The Waterloo Center for the Arts is an art museum in Waterloo, Iowa. It is home to the largest collection of Haitian art outside of Haiti. It also includes the Phelps Youth Pavilion, where children learn about art through art activities; as well as the Black Hawk Children's Theatre. The center has a permanent section of works by American artist Grant Wood. With Brown University and the Rhode Island School of Design, the Center sponsored a series called Reframing Haiti: Art, History, and Performativity. The center's official slogan is "Stimulating inquiry, provoking dialogue and connecting people through the arts."

Galleries 
The Center collects many kinds of art, including art from the American Midwest; American Decorative Arts; and international folk art. It has a significant collection of Mexican folk art, and the world's largest public collection of Haitian art.
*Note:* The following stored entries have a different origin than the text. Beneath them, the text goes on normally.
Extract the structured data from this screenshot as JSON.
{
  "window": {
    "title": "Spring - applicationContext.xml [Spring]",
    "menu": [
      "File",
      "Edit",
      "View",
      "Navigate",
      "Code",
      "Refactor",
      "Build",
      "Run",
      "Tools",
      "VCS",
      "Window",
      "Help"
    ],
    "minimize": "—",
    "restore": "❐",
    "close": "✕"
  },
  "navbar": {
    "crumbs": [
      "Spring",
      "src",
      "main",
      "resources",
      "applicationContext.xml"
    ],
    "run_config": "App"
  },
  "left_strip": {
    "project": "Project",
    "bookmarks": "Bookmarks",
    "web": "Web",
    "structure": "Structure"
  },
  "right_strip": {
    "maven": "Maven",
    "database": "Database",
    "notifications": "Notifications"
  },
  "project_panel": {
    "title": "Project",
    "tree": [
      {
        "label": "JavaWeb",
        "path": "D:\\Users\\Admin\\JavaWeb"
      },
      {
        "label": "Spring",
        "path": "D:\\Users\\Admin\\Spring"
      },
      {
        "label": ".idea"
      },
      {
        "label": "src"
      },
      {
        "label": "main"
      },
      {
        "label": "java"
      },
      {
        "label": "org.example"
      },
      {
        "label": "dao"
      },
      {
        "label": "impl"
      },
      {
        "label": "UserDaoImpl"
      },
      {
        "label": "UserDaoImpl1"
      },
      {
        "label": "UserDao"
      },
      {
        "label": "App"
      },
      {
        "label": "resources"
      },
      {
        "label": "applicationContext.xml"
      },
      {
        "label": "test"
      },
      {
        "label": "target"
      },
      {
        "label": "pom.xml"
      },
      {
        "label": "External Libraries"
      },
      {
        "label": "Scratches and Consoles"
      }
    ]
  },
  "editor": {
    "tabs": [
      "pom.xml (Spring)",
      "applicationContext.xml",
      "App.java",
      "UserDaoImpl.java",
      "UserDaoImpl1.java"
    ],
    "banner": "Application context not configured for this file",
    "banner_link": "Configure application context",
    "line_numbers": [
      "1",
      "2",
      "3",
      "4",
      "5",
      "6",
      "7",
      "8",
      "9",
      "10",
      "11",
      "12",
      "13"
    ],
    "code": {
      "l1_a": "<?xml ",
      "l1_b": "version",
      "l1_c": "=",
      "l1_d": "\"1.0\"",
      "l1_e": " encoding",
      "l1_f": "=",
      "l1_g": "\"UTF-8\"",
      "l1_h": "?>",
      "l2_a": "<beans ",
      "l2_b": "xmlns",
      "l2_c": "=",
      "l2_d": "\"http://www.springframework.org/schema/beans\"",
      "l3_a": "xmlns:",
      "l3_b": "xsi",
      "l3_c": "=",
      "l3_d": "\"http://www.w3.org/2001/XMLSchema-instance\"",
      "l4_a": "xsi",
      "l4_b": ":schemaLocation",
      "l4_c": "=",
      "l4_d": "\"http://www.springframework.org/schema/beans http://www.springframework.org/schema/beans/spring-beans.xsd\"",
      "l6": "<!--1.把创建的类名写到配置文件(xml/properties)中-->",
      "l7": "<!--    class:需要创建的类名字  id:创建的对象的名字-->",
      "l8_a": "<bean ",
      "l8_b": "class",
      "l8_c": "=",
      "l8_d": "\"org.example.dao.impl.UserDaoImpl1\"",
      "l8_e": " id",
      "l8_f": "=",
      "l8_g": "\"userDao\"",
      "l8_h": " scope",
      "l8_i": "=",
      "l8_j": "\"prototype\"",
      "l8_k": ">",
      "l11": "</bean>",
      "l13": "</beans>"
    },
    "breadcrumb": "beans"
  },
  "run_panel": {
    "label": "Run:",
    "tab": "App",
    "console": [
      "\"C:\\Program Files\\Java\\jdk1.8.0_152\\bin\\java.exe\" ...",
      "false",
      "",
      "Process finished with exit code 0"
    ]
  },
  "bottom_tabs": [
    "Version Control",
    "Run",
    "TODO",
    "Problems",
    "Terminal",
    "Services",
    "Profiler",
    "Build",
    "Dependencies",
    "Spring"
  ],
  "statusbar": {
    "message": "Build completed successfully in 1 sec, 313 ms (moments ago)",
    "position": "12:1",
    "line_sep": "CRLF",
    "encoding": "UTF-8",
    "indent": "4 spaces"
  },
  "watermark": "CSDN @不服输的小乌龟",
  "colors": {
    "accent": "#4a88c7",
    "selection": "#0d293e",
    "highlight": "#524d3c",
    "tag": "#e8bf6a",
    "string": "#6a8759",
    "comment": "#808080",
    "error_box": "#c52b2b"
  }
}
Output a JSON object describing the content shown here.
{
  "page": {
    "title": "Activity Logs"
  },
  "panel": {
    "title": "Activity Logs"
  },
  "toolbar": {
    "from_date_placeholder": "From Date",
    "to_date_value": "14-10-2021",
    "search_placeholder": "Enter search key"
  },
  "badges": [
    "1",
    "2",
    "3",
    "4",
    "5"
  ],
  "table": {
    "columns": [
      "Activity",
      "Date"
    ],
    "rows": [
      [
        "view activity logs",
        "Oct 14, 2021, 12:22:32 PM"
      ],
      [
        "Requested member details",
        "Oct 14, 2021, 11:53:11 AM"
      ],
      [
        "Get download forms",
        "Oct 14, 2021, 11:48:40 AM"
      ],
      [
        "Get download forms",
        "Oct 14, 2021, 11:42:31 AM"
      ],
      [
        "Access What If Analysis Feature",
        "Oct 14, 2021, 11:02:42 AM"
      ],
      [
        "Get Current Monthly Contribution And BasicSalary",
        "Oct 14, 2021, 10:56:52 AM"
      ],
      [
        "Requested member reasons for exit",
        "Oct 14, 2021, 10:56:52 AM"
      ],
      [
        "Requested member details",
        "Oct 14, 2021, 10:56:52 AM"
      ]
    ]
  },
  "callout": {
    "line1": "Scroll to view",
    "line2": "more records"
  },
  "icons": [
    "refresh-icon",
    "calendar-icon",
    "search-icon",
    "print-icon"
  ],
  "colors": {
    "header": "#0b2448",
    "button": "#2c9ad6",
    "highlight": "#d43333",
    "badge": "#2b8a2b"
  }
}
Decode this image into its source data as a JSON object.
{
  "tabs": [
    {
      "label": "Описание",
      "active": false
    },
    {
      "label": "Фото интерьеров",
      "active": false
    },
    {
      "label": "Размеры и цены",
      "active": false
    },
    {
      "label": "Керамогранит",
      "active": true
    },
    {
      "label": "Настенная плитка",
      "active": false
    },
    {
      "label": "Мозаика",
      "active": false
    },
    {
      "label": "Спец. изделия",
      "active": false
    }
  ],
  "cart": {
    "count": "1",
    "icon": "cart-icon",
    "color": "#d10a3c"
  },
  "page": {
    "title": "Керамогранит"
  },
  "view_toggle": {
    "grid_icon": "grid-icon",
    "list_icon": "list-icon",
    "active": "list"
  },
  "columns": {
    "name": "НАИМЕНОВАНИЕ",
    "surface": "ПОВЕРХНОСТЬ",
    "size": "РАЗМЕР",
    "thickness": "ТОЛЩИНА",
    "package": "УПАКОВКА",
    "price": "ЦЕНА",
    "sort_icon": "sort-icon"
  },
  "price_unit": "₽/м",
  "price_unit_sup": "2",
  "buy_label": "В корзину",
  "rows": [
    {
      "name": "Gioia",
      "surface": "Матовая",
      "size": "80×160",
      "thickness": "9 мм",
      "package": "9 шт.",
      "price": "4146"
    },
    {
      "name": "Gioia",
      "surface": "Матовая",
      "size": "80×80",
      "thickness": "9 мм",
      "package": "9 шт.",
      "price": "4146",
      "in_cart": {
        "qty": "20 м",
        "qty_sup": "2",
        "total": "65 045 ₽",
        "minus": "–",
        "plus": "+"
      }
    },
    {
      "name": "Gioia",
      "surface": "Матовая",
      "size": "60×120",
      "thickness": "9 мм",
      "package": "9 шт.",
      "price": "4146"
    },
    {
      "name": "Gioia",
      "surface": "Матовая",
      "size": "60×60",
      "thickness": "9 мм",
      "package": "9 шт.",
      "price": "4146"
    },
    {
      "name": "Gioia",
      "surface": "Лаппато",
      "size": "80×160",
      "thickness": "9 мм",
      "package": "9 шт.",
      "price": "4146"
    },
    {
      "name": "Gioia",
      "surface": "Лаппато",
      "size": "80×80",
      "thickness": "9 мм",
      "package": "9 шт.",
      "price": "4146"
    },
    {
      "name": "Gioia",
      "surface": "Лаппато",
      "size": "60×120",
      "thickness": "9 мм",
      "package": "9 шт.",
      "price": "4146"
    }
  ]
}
Its permanent galleries include:

The Forsberg Riverside Galleries, which focuses on Midwest art, American crafts and Haitian and Caribbean Art
The Law-Reddington Galleries, with changing exhibits and a theatre
The Reuling Feldman Galleries, containing a large portion of the center's Haitian art
The Watkins Grand Foyer, with changing exhibits
The Langlass Loft Gallery, with Haitian art, and a balcony overlooking the Watkins Grand Foyer and downtown Waterloo
The Rotary Lichty Gallery, with community outreach exhibits
The Longfellow Consourse, which includes the Waterloo Community Playhouse, Black Hawk Children's Theatre, changing art exhibits, and a view of the Cedar River
The Urban Galleries, a series of art installations in downtown storefronts
West Gallery, with changing exhibits
The Block-Loomis Consourse, changing art exhibits with children in mind
Riverloop Sculpture Plaza, with outdoor seating and sculptures from the center's permanent collection

Other features 
The Riverloop Amphitheatre is a rentable outdoor space with seating for up to 3,000, where outdoor concerts are held in the summertime.

Mark's Park is a summertime outdoor waterpark/playground for the free use of children. It is named after Mark Young, a Waterloo resident who died in a motorcycle accident in 2003.